パソコンやプリンタなどをはじめとする通信関連機器の需要は、ここ10年の間で飛躍的に伸び、最も活気溢れる市場に発展しました。一方、競争が激化する中で、各社とも技術力を駆使した新商品の開発には手を緩めず、非常に短いスパンで次々とニューモデルが市場に流通する現象が目立ちます。こうした状況下、販売シェアの獲得と同時に通信機器関連各社は自社ブランドの確立を至上命題として、各々が独自の手法で企業ブランディングに取り組んできました。中でも、アメリカのある企業(以降、E社)は当時としては非常に斬新な販売手法とブランド戦略によって、高い顧客満足度とブランド力を勝ち取るに至ったのです。

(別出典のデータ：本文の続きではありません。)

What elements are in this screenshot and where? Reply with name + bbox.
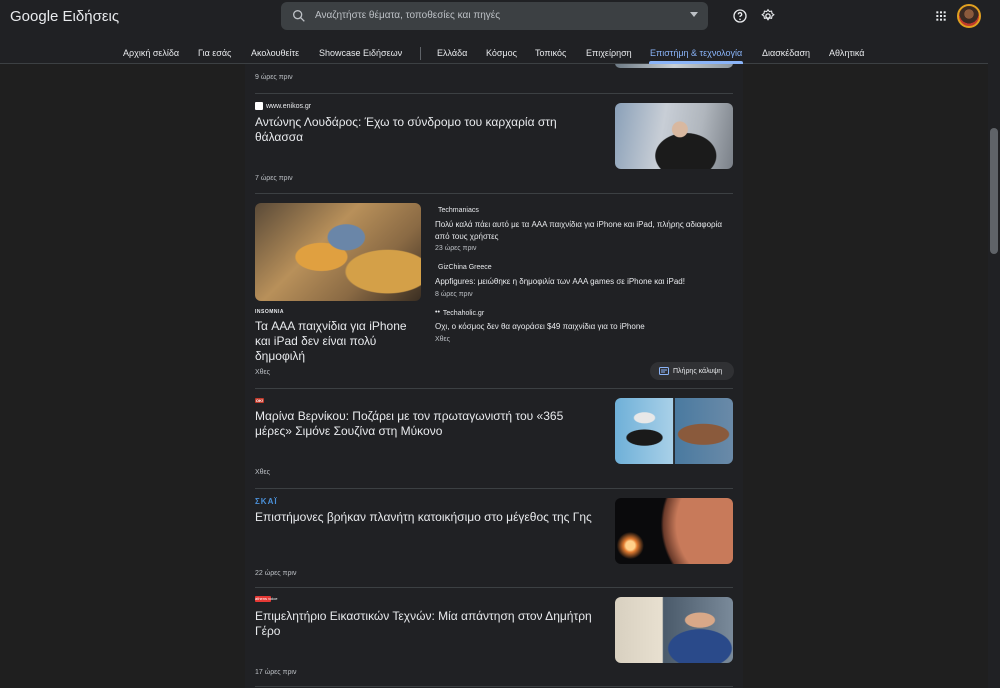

E社が他の通信機器関連会社と最も違った点は、小売店でのパソコン販売を決して行わず、インターネットを使って消費者に直接販売する手法を慣行したことでした。卸売業者を挟まない販売手法は当然、販売価格を引き下げ、価格面で差別化を図ることが可能となります。また、購入後の徹底したアフターフォローもまた顧客満足度を引き上げる大きな要因となりました。
E社の販売戦略、ブランド戦略の成功の裏側には、活気付くマーケットの動向を緻密なマーケティングによって常に把握したプロセスがありました。食品業界同様、消費者の需要が高いマーケットほどマーケティングはブランド戦略において大きな力を発揮します。つまり、通信機器関連企業の場合は高いマーケティング力が企業ブランドを大きく左右するファクターだと言っても良いでしょう。